The Los Angeles-based manager told investors that the portfolio is now nearly a fifth cash - 18%, to be exact - as of the end of the first quarter. After 2018's first quarter, the fund's portfolio held no cash.
"[The fund] is now characterized not only by less exposure, but also by less risky exposure," the letter reads.
Representatives for Canyon did not immediately return requests for comment.
The letter also notes that while predicting macro and political outcomes is not the specialty of the firm, which is best known for its credit investing prowess, the "caustic, polarized political discourse" and "largely untested fragilities in market structure, as illiquid assets have increasingly found their way into highly liquid investment vehicles," has forced the fund to cut back on its exposure.
The fund has gotten off to a good start to 2019, returning nearly 8% for investors through the first quarter. The average hedge fund in that time returned 5.9%, according to Hedge Fund Research, the best first quarter in more than a decade.

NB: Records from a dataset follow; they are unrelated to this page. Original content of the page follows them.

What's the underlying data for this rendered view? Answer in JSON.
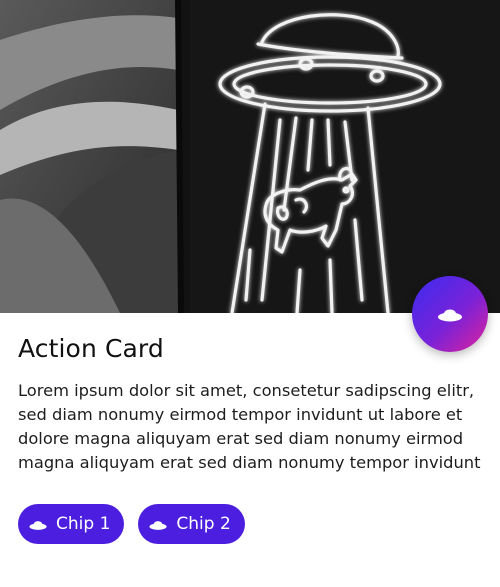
{
  "card": {
    "title": "Action Card",
    "body": "Lorem ipsum dolor sit amet, consetetur sadipscing elitr, sed diam nonumy eirmod tempor invidunt ut labore et dolore magna aliquyam erat sed diam nonumy eirmod magna aliquyam erat sed diam nonumy tempor invidunt",
    "media_description": "neon UFO abducting cow",
    "fab_icon": "ufo-icon",
    "chips": [
      {
        "label": "Chip 1",
        "icon": "ufo-icon"
      },
      {
        "label": "Chip 2",
        "icon": "ufo-icon"
      }
    ]
  },
  "colors": {
    "chip_background": "#4c1fe0",
    "fab_gradient_start": "#3a2cf0",
    "fab_gradient_end": "#e0239a",
    "title_text": "#111111"
  }
}
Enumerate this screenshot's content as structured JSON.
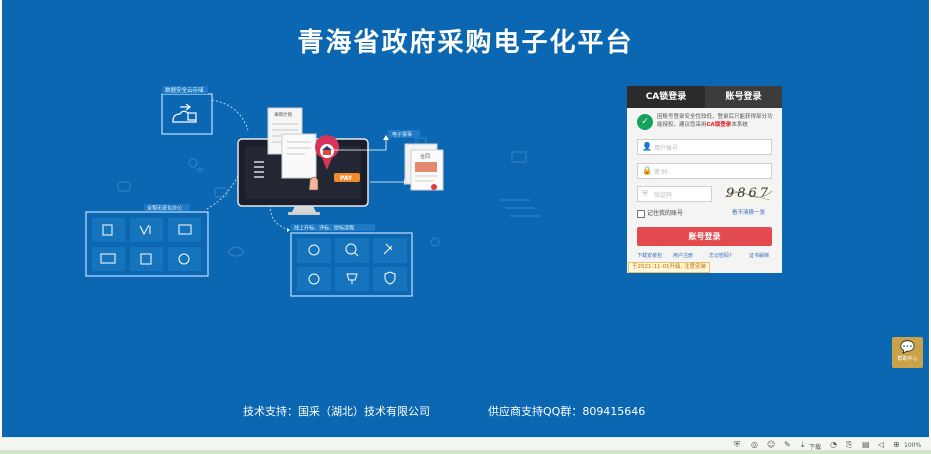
{
  "page": {
    "title": "青海省政府采购电子化平台"
  },
  "illustration": {
    "label_security": "数据安全云存储",
    "label_report": "电子报事",
    "label_plan": "采购计划",
    "label_pay": "PAY",
    "label_contract": "合同",
    "label_office": "全程无纸化办公",
    "label_bidding": "线上开标、评标、授标流程"
  },
  "login": {
    "tab_ca": "CA锁登录",
    "tab_account": "账号登录",
    "notice_prefix": "因账号登录安全性较低，",
    "notice_mid": "登录后只能获得部分功能授权。建议您采用",
    "notice_red": "CA锁登录",
    "notice_suffix": "本系统",
    "username_placeholder": "用户账号",
    "password_placeholder": "密 码",
    "captcha_placeholder": "验证码",
    "captcha_text": "9867",
    "remember_label": "记住我的账号",
    "refresh_captcha": "看不清换一张",
    "submit_label": "账号登录",
    "links": [
      "下载安装包",
      "用户注册",
      "忘记密码?",
      "证书解绑"
    ],
    "upgrade_notice": "于2021-11-01升级, 注意安装"
  },
  "service": {
    "label": "帮助中心"
  },
  "footer": {
    "support": "技术支持：国采（湖北）技术有限公司",
    "qq": "供应商支持QQ群：809415646"
  },
  "statusbar": {
    "download_label": "下载",
    "zoom": "100%"
  }
}
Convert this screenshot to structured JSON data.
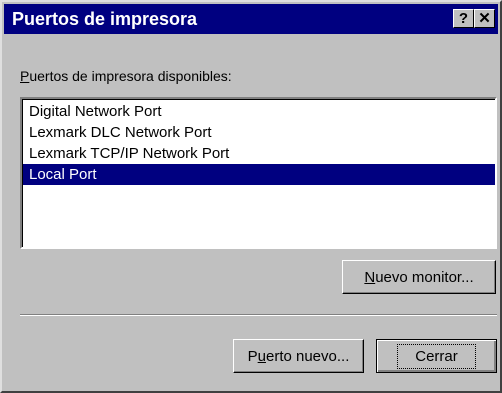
{
  "window": {
    "title": "Puertos de impresora",
    "help_button": "?",
    "close_button": "✕"
  },
  "ports_label": {
    "accel": "P",
    "rest": "uertos de impresora disponibles:"
  },
  "ports": [
    {
      "label": "Digital Network Port",
      "selected": false
    },
    {
      "label": "Lexmark DLC Network Port",
      "selected": false
    },
    {
      "label": "Lexmark TCP/IP Network Port",
      "selected": false
    },
    {
      "label": "Local Port",
      "selected": true
    }
  ],
  "buttons": {
    "new_monitor": {
      "accel": "N",
      "rest": "uevo monitor..."
    },
    "new_port": {
      "pre": "P",
      "accel": "u",
      "rest": "erto nuevo..."
    },
    "close": "Cerrar"
  },
  "colors": {
    "titlebar": "#000080",
    "selection": "#000080",
    "face": "#c0c0c0"
  }
}
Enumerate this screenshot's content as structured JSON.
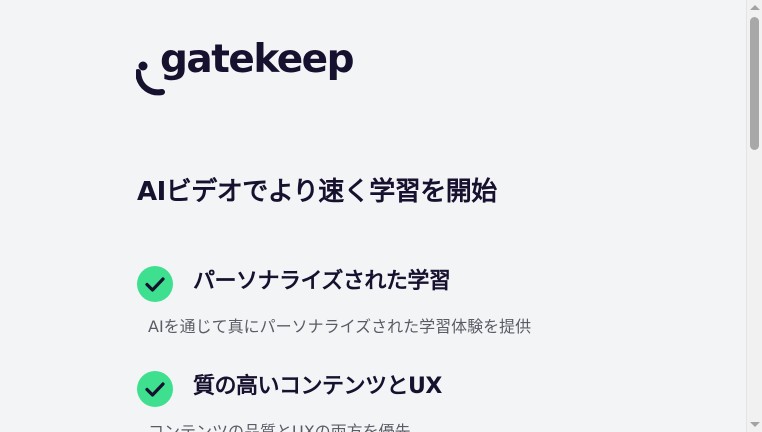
{
  "brand": {
    "logo_text": "gatekeep",
    "logo_color": "#16112e"
  },
  "hero": {
    "headline": "AIビデオでより速く学習を開始"
  },
  "features": [
    {
      "title": "パーソナライズされた学習",
      "description": "AIを通じて真にパーソナライズされた学習体験を提供",
      "icon": "check-circle-icon"
    },
    {
      "title": "質の高いコンテンツとUX",
      "description": "コンテンツの品質とUXの両方を優先",
      "icon": "check-circle-icon"
    }
  ],
  "colors": {
    "background": "#f3f4f6",
    "accent_green": "#3ee08f",
    "text_dark": "#16112e",
    "text_muted": "#5b5b66"
  }
}
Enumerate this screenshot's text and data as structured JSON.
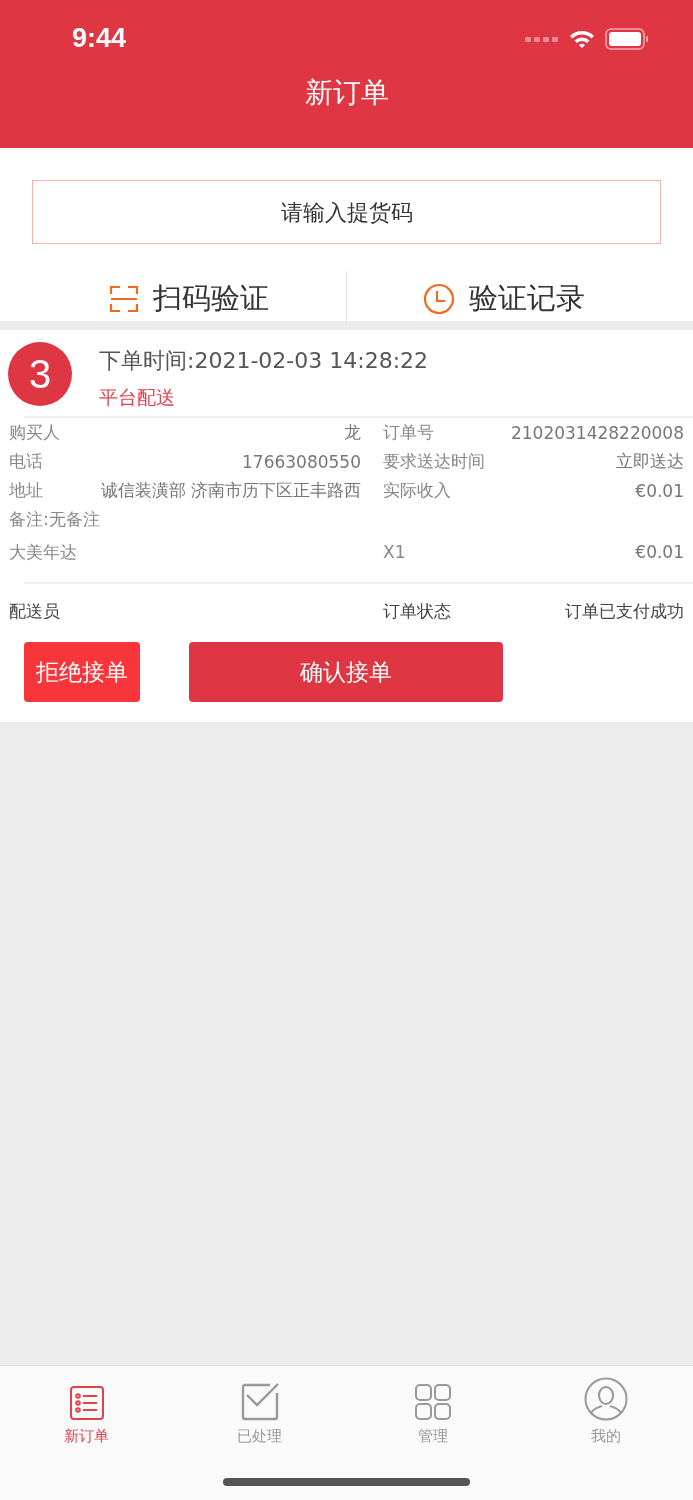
{
  "status_bar": {
    "time": "9:44"
  },
  "title": "新订单",
  "search": {
    "placeholder": "请输入提货码"
  },
  "actions": [
    {
      "kind": "scan",
      "label": "扫码验证"
    },
    {
      "kind": "history",
      "label": "验证记录"
    }
  ],
  "order": {
    "number": "3",
    "time": "下单时间:2021-02-03 14:28:22",
    "delivery": "平台配送",
    "details": [
      {
        "left": {
          "label": "购买人",
          "value": "龙"
        },
        "right": {
          "label": "订单号",
          "value": "2102031428220008"
        }
      },
      {
        "left": {
          "label": "电话",
          "value": "17663080550"
        },
        "right": {
          "label": "要求送达时间",
          "value": "立即送达"
        }
      },
      {
        "left": {
          "label": "地址",
          "value": "诚信装潢部 济南市历下区正丰路西"
        },
        "right": {
          "label": "实际收入",
          "value": "€0.01"
        }
      }
    ],
    "note": "备注:无备注",
    "items": [
      {
        "name": "大美年达",
        "quantity": "X1",
        "price": "€0.01"
      }
    ],
    "courier_label": "配送员",
    "status_label": "订单状态",
    "status": "订单已支付成功",
    "buttons": [
      {
        "kind": "reject",
        "label": "拒绝接单"
      },
      {
        "kind": "confirm",
        "label": "确认接单"
      }
    ]
  },
  "tabs": [
    {
      "kind": "orders",
      "label": "新订单",
      "selected": true
    },
    {
      "kind": "processed",
      "label": "已处理",
      "selected": false
    },
    {
      "kind": "manage",
      "label": "管理",
      "selected": false
    },
    {
      "kind": "profile",
      "label": "我的",
      "selected": false
    }
  ]
}
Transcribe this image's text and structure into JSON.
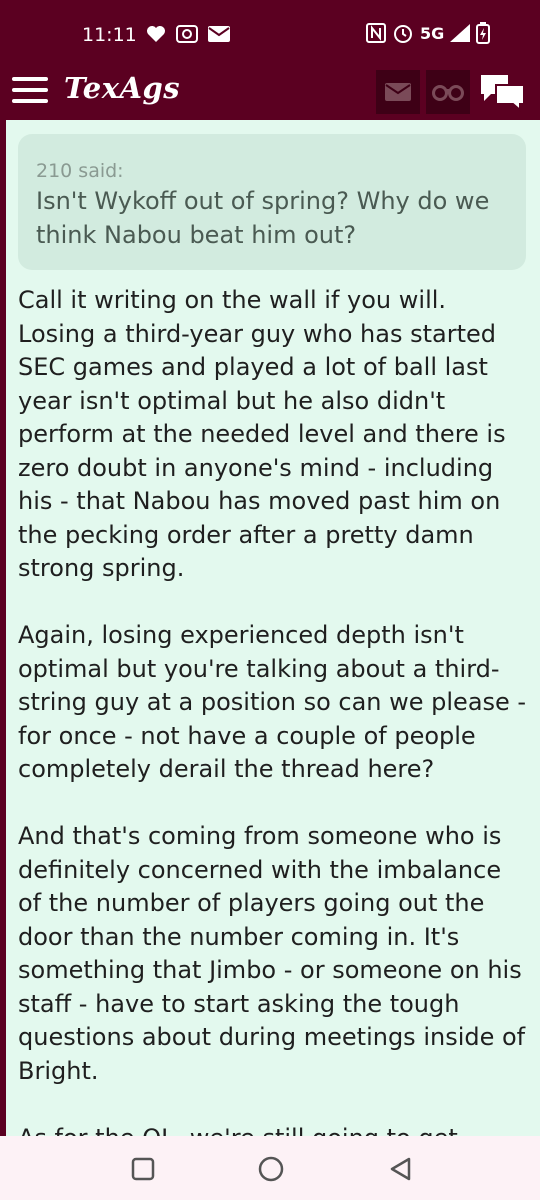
{
  "status": {
    "time": "11:11",
    "network": "5G",
    "icons": [
      "heart-icon",
      "radio-icon",
      "mail-icon",
      "nfc-icon",
      "alarm-icon",
      "signal-icon",
      "battery-charging-icon"
    ]
  },
  "appbar": {
    "brand": "TexAgs",
    "icons": [
      "menu-icon",
      "mail-icon",
      "binoculars-icon",
      "chat-icon"
    ]
  },
  "post": {
    "quote": {
      "author": "210 said:",
      "text": "Isn't Wykoff out of spring? Why do we think Nabou beat him out?"
    },
    "paragraphs": [
      "Call it writing on the wall if you will. Losing a third-year guy who has started SEC games and played a lot of ball last year isn't optimal but he also didn't perform at the needed level and there is zero doubt in anyone's mind - including his - that Nabou has moved past him on the pecking order after a pretty damn strong spring.",
      "Again, losing experienced depth isn't optimal but you're talking about a third-string guy at a position so can we please - for once - not have a couple of people completely derail the thread here?",
      "And that's coming from someone who is definitely concerned with the imbalance of the number of players going out the door than the number coming in. It's something that Jimbo - or someone on his staff - have to start asking the tough questions about during meetings inside of Bright.",
      "As for the OL, we're still going to get..."
    ]
  },
  "colors": {
    "maroon": "#5b0021",
    "content_bg": "#e3f9ee",
    "quote_bg": "#d2ebdf"
  },
  "navbar": {
    "icons": [
      "recent-apps-icon",
      "home-icon",
      "back-icon"
    ]
  }
}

The manager, run by billionaire Josh Friedman, told investors that it began to hold more cash in the second and third quarter of 2018 when the market began a serious sell-off that tanked many hedge funds' entire 2018 performance.
"In hindsight, we were fortunate to have reduced [the fund's] level of investedness by 9% over the six months preceding Q4 2018, and by another 4% over the course of October and November prior to the market lows in December. This cash accumulation gave us the flexibility to act as a liquidity provider rather than a liquidity seeker when the markets entered freefall," the letter reads.
So far in 2019, the fund's performance has been driven by its equity portfolio, mainly an unnamed gaming company that has been a rumored acquisition target, and its investment in Puerto Rican debt.